D’où vient-il donc que l’Afrique francophone répugne à adopter le mode d’enseignement à distance que "même la France" vulgarise et modernise à tous les niveaux ? La question traumatise, tant elle a été posée mille fois, sans réponse aucune.

Depuis que les bailleurs étrangers ont investi dans l’initiation à la formation et à l’EAD, ils n’ont guère réussi à persuader les bénéficiaires à faire pérenniser la fàd dans leur pays. Quelque chose semble donc ne pas bien tourner. Tant que la fàd reste à l’état des projets, que les milliers d’euros ou de dollars sont déversés dans les caisses africaines, tout laisse apparaître une remarquable réussite susceptible de faire progresser les résultats.

Pourtant, laissés à eux-mêmes, les responsables, maintenus ou non, ne trouvent plus, ni vitalité, ni courage, ni volonté, ni même moyens de faire avancer les choses. Les vielles rengaines resurgissent : manque d’électricité, d’eau, de téléphone, d’ordinateurs, de routes et extension de la famine, etc.

Il est alors curieux que, quelques années plus tard, les mêmes bailleurs reviennent et le cycle est à refaire, indéfiniment.
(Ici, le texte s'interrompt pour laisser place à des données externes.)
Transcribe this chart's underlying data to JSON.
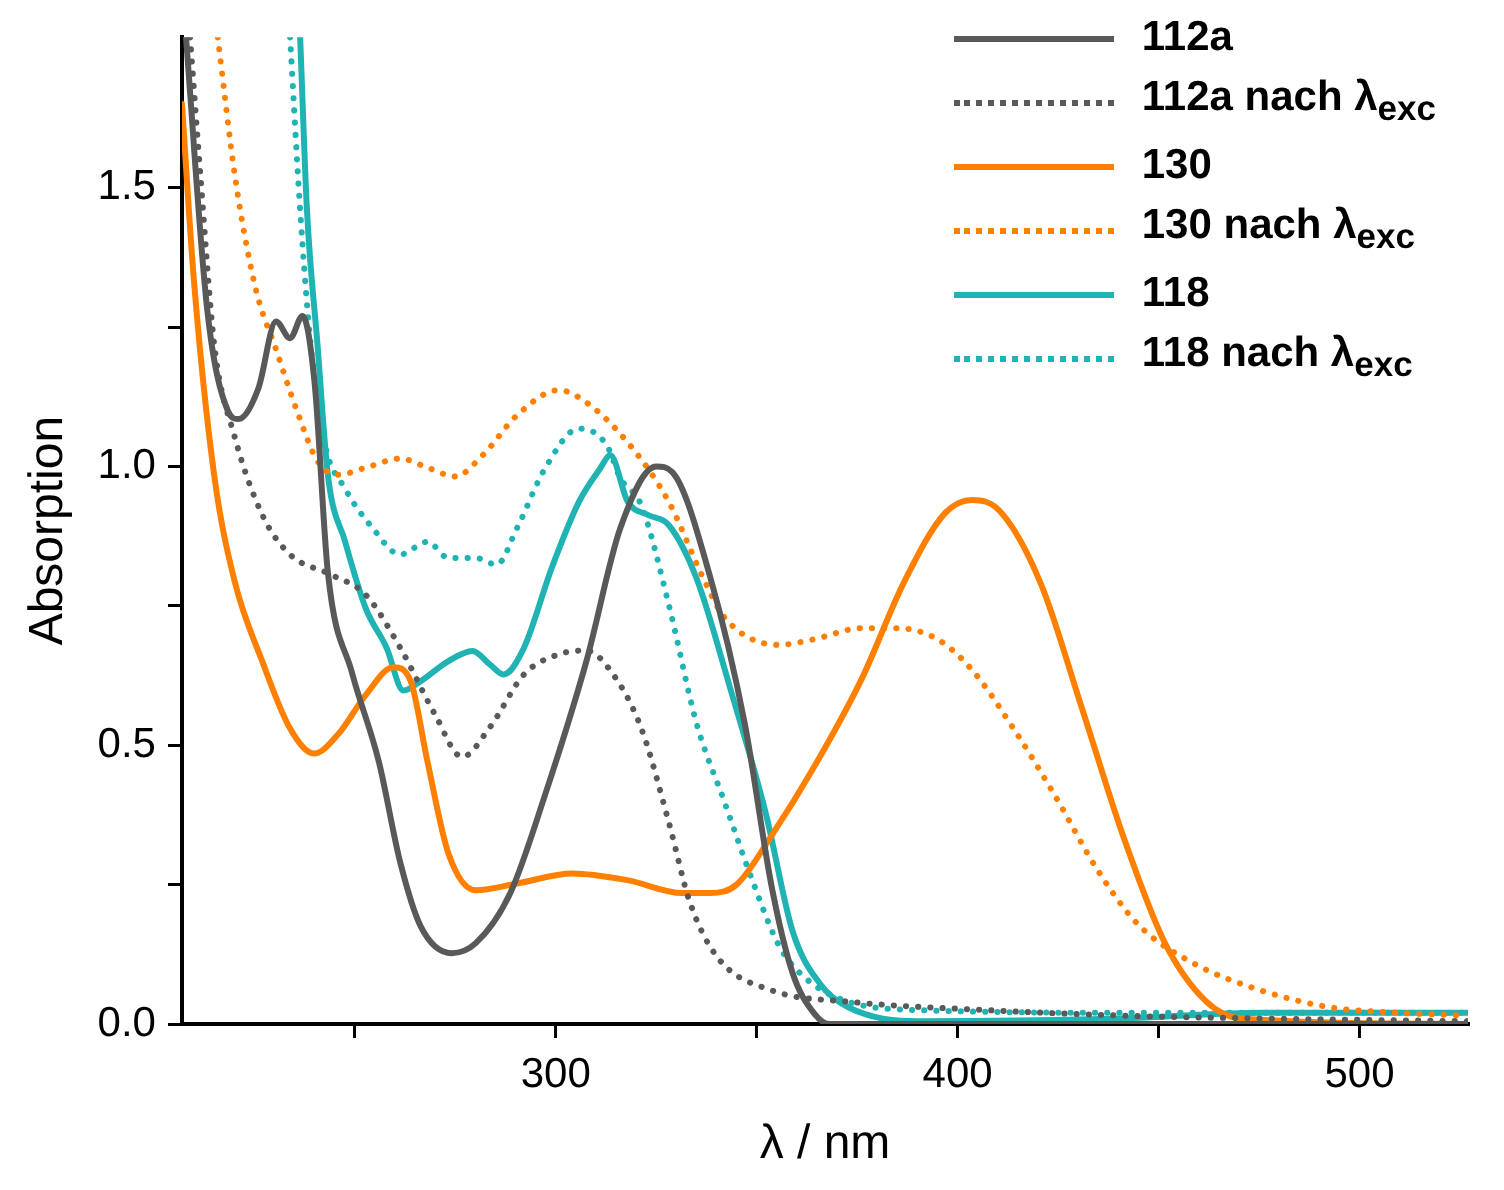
{
  "chart_data": {
    "type": "line",
    "xlabel": "λ / nm",
    "ylabel": "Absorption",
    "xlim": [
      207,
      527
    ],
    "ylim": [
      0,
      1.77
    ],
    "xticks": [
      {
        "value": 250,
        "label": null
      },
      300,
      {
        "value": 350,
        "label": null
      },
      400,
      {
        "value": 450,
        "label": null
      },
      500
    ],
    "yticks": [
      {
        "value": 0,
        "label": "0.0"
      },
      {
        "value": 0.25,
        "label": null
      },
      {
        "value": 0.5,
        "label": "0.5"
      },
      {
        "value": 0.75,
        "label": null
      },
      {
        "value": 1,
        "label": "1.0"
      },
      {
        "value": 1.25,
        "label": null
      },
      {
        "value": 1.5,
        "label": "1.5"
      }
    ],
    "grid": false,
    "legend": "top right",
    "series": [
      {
        "name": "112a",
        "color": "#595959",
        "line_style": "solid",
        "x": [
          208,
          213.3,
          218.4,
          221,
          226,
          230.4,
          233.9,
          237,
          240,
          243.3,
          249.3,
          256,
          261.3,
          266.4,
          274.1,
          280.1,
          288.7,
          297.3,
          307.6,
          316.1,
          325,
          329,
          338.5,
          347,
          353.9,
          359,
          364.2,
          368,
          400,
          450,
          527
        ],
        "values": [
          1.77,
          1.28,
          1.1,
          1.085,
          1.14,
          1.26,
          1.23,
          1.27,
          1.15,
          0.81,
          0.63,
          0.47,
          0.29,
          0.175,
          0.127,
          0.145,
          0.235,
          0.41,
          0.65,
          0.89,
          1.0,
          0.99,
          0.8,
          0.54,
          0.24,
          0.09,
          0.02,
          0,
          0,
          0,
          0
        ]
      },
      {
        "name": "112a nach λ$_{exc}$",
        "color": "#595959",
        "line_style": "dotted",
        "x": [
          209,
          211.6,
          215,
          220,
          227,
          233.9,
          244.1,
          252.7,
          261.3,
          269.9,
          276.7,
          283.6,
          292.1,
          300.7,
          307.6,
          314,
          321.3,
          328.2,
          333.3,
          340.2,
          353.9,
          372.8,
          407,
          441,
          475,
          527
        ],
        "values": [
          1.77,
          1.52,
          1.22,
          1.056,
          0.913,
          0.842,
          0.806,
          0.77,
          0.675,
          0.556,
          0.479,
          0.532,
          0.627,
          0.663,
          0.67,
          0.63,
          0.53,
          0.36,
          0.22,
          0.12,
          0.06,
          0.04,
          0.025,
          0.015,
          0.01,
          0.005
        ]
      },
      {
        "name": "130",
        "color": "#ff8000",
        "line_style": "solid",
        "x": [
          207,
          209.9,
          215,
          220.1,
          227,
          233.9,
          239.9,
          245.9,
          252.7,
          259.6,
          263.9,
          268.1,
          273.3,
          280.1,
          290.4,
          304.1,
          317.8,
          331.5,
          338.4,
          345,
          353.9,
          364.2,
          376.2,
          386.5,
          396.7,
          403.6,
          410.5,
          420.7,
          431,
          441.3,
          451.6,
          461.9,
          470.4,
          527
        ],
        "values": [
          1.65,
          1.34,
          0.985,
          0.794,
          0.65,
          0.53,
          0.485,
          0.52,
          0.59,
          0.64,
          0.615,
          0.47,
          0.306,
          0.24,
          0.252,
          0.27,
          0.258,
          0.235,
          0.235,
          0.25,
          0.34,
          0.46,
          0.62,
          0.79,
          0.915,
          0.94,
          0.92,
          0.79,
          0.565,
          0.335,
          0.145,
          0.04,
          0.01,
          0
        ]
      },
      {
        "name": "130 nach λ$_{exc}$",
        "color": "#ff8000",
        "line_style": "dotted",
        "x": [
          215.9,
          220.2,
          225.3,
          230.4,
          235.6,
          240.7,
          245.9,
          252.7,
          261.3,
          268.1,
          275,
          281.8,
          290.4,
          300.7,
          307.6,
          317.8,
          328.1,
          336.7,
          341.9,
          355.6,
          364.2,
          376.2,
          384.7,
          395,
          403.6,
          413.9,
          424.2,
          434.5,
          444.7,
          458.4,
          475.6,
          492.7,
          509.9,
          527
        ],
        "values": [
          1.77,
          1.52,
          1.32,
          1.21,
          1.1,
          1.01,
          0.985,
          0.998,
          1.014,
          0.998,
          0.982,
          1.02,
          1.092,
          1.137,
          1.115,
          1.044,
          0.937,
          0.8,
          0.73,
          0.68,
          0.69,
          0.71,
          0.71,
          0.69,
          0.635,
          0.53,
          0.41,
          0.28,
          0.18,
          0.11,
          0.06,
          0.03,
          0.02,
          0.015
        ]
      },
      {
        "name": "118",
        "color": "#1fb3b3",
        "line_style": "solid",
        "x": [
          236.4,
          238.1,
          240.7,
          243.3,
          247.6,
          252.7,
          257.9,
          262.1,
          266.4,
          273.3,
          279.3,
          283.6,
          287,
          292.1,
          299,
          305.8,
          311,
          313.6,
          317.9,
          323,
          328.1,
          335,
          343.5,
          352.2,
          359,
          366,
          372.8,
          390,
          441,
          475.6,
          527
        ],
        "values": [
          1.77,
          1.46,
          1.22,
          0.985,
          0.865,
          0.746,
          0.675,
          0.598,
          0.615,
          0.651,
          0.669,
          0.645,
          0.627,
          0.675,
          0.818,
          0.937,
          0.996,
          1.02,
          0.937,
          0.913,
          0.895,
          0.8,
          0.6,
          0.38,
          0.165,
          0.07,
          0.03,
          0.005,
          0.01,
          0.02,
          0.02
        ]
      },
      {
        "name": "118 nach λ$_{exc}$",
        "color": "#1fb3b3",
        "line_style": "dotted",
        "x": [
          233.9,
          236.4,
          239,
          242.4,
          247.6,
          254.4,
          261.3,
          268.1,
          273.3,
          280.1,
          285.3,
          290.4,
          297.3,
          305.8,
          312.7,
          316,
          321.3,
          328.2,
          335,
          341.9,
          348.8,
          355.6,
          362.5,
          372.8,
          390,
          450,
          527
        ],
        "values": [
          1.77,
          1.46,
          1.22,
          1.044,
          0.96,
          0.89,
          0.842,
          0.865,
          0.836,
          0.836,
          0.824,
          0.89,
          0.996,
          1.068,
          1.038,
          0.98,
          0.93,
          0.75,
          0.54,
          0.4,
          0.26,
          0.14,
          0.08,
          0.04,
          0.025,
          0.02,
          0.02
        ]
      }
    ]
  }
}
La massification de l’enseignement pointe chaque année, l’alphabétisation s’amenuise, la déscolarisation progresse, la masse critique diminue, le chômage s’accentue, les villes se remplissent d’enfants de la rue, de braqueurs, de drogués, de parasites et de tous les maux que génère une école ratée.

Bien sûr, ce n’est pas la faute à la fàd qui ne peut plus recycler ni les personnels éducatifs, ceux de la santé, ceux des collectivités locales, ou même les agriculteurs à qui espoir avait été donné de voir améliorée leur carrière. Parfois, la formation reçue, les suites attendues sont attendues pour toujours.
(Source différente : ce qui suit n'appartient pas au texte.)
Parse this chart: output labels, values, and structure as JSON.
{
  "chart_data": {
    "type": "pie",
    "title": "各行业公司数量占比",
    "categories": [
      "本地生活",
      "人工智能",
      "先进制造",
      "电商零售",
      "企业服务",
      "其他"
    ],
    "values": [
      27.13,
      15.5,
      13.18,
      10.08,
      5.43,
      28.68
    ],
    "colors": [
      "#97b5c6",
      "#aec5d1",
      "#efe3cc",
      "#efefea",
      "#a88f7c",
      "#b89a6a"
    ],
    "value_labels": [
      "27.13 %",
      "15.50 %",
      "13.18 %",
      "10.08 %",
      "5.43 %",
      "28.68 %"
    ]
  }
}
La validation de la formation, la certification jamais reconnue, la promotion promise sont les méfaits que cause la fàd où elle a été osée. Le Ciffad a disparu, la direction de la fàd en francophonie s’est évanouie. Seule l’Auf s’essouffle à tirer vers le haut, par la fàd, les universitaires du sud.

Il n’y a plus de miracle. Les pays du sud doivent mettre sur pied leurs propres stratégies. Les pays du nord doivent tenir compte des attentes réelles du sud et les y aider. L’égalité de l’école et les performances attendues reprendront une autre trajectoire. Former les enseignants en tenant compte qu’ils ne sont plus motivés par une vie blasée, revoir l’environnement de l’école qui ne préparera plus à la bureaucratie, la professionnaliser. Mais on a entendu cela aussi.

Mais ce n’est pas la fàd qui désagrège l’école et ses partenaires. Les facteurs de désagrégations sont si près de nous. En nous. Dans nos têtes.